If low and high tech worlds are in close proximity, it could also pay to have a supply chain with low-tech assembly in the low-tech world, but more high tech parts of production on the high tech world. So Tech 12 world A orders rubber rings from Tech 5 world B, which world B's plentiful and desperate workers can make at home by hand and send to a collector who brings them to world A to install in life support systems in their robotic factory.

Also, some items just *are* low tech to produce. Even though the process of making a Tech 15 coffee mug might be different from a Tech 4 coffee mug, they both just keep your coffee warm. The amount of labour going into it is MUCH more at Tech 4, which just means that those workers make very little, but the product will still sell whereever it happens to be.

4. art, tourism, cultural goods

This is highly contingent on circumstances and fashions: some individuals in low tech worlds maybe do very well out of this, while others will get minimum wage jobs, and there is little potential for broadly based economic growth.



Following the logic of trade in high tech items, unless the low tech world has some very high-value items to trade, they are likely to be at a perpetual trade deficit, meaning their economy will be chronically cash-poor, from inflow of expensive high tech items and outflow of what few credits they can get. They are likely to be in chronic debt, which they cannot get out of by printing money because presumably only the Imperium can do that. This situation will be much worse if local elites spend their money on high tech imports, rather than on buying from their own industries. They will be like Greece in the Eurozone crisis, only possibly much worse off. Their high tech industries will be stunted by competition from much higher tech places. They might get out of this cycle by restricting imports and subsidizing local producers - or, if the Imperium doesn't allow this they'll need to find subtle ways to do this, like onerous customs checks, or product requirements that are too specific for intersteller megacorps to bother with. Getting a military or Scout base would be a big help to a world caught in this spiral, as well as an externally funded starport as these things bring in external cash, if nothing else from the spending of the personnel stationed there.
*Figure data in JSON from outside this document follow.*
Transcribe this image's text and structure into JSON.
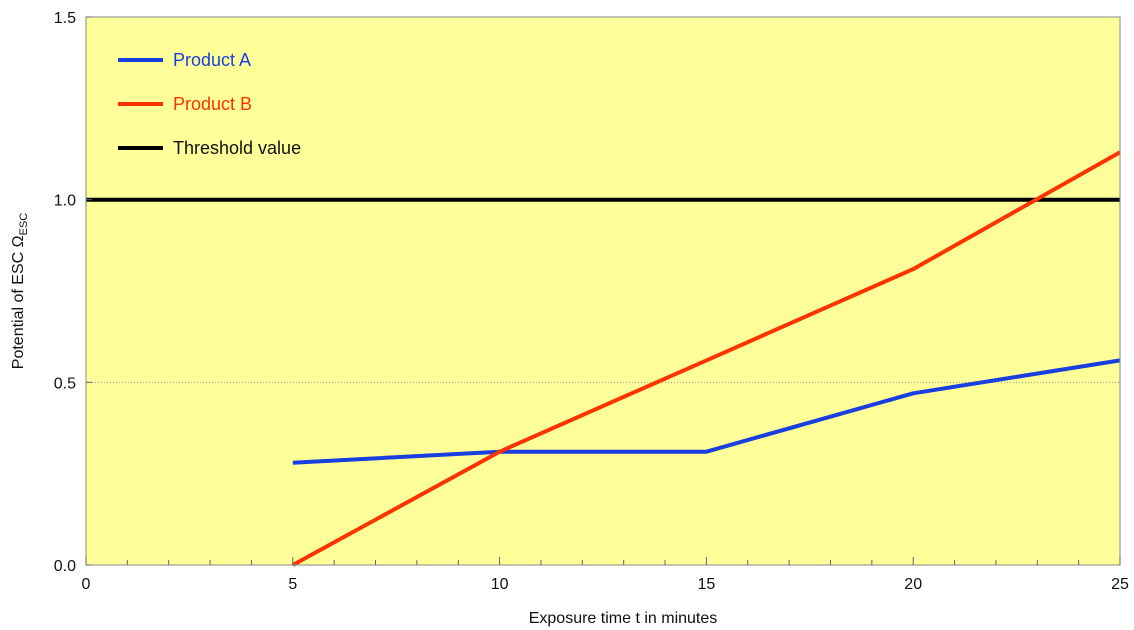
{
  "chart_data": {
    "type": "line",
    "xlabel": "Exposure time t in minutes",
    "ylabel": "Potential of ESC Ω",
    "ylabel_subscript": "ESC",
    "xlim": [
      0,
      25
    ],
    "ylim": [
      0,
      1.5
    ],
    "x_ticks": [
      0,
      5,
      10,
      15,
      20,
      25
    ],
    "x_tick_labels": [
      "0",
      "5",
      "10",
      "15",
      "20",
      "25"
    ],
    "y_ticks": [
      0,
      0.5,
      1.0,
      1.5
    ],
    "y_tick_labels": [
      "0.0",
      "0.5",
      "1.0",
      "1.5"
    ],
    "x_minor_step": 1,
    "gridlines_y": [
      0.5
    ],
    "legend_position": "top-left",
    "background_color": "#ffff99",
    "series": [
      {
        "name": "Product A",
        "color": "#1a3fe0",
        "x": [
          5,
          10,
          15,
          20,
          25
        ],
        "y": [
          0.28,
          0.31,
          0.31,
          0.47,
          0.56
        ]
      },
      {
        "name": "Product B",
        "color": "#ff3300",
        "x": [
          5,
          10,
          15,
          20,
          25
        ],
        "y": [
          0.0,
          0.31,
          0.56,
          0.81,
          1.13
        ]
      },
      {
        "name": "Threshold value",
        "color": "#000000",
        "x": [
          0,
          25
        ],
        "y": [
          1.0,
          1.0
        ]
      }
    ]
  }
}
Following through on the logic of this shows that it is really important to look not just at what is happening in worlds in isolation, but also what is going on nearby and how their economies might related to each other. From these arise not just local color but also possible conflicts which could lead to adventure hooks
 
Lower Tech worlds could also buy manufacturing plants. Many third world countries that adopt first world small arms purchase manufacturing rights/equipment as well. Or dont bother to purchase it, just copy.
 
Being said:
Lower Tech worlds could also buy manufacturing plants. Many third world countries that adopt first world small arms purchase manufacturing rights/equipment as well. Or dont bother to purchase it, just copy.

true, done right it could be a way to bootstrap development, done wrong (or if they have bad luck on the market) it could set of a debt cycle.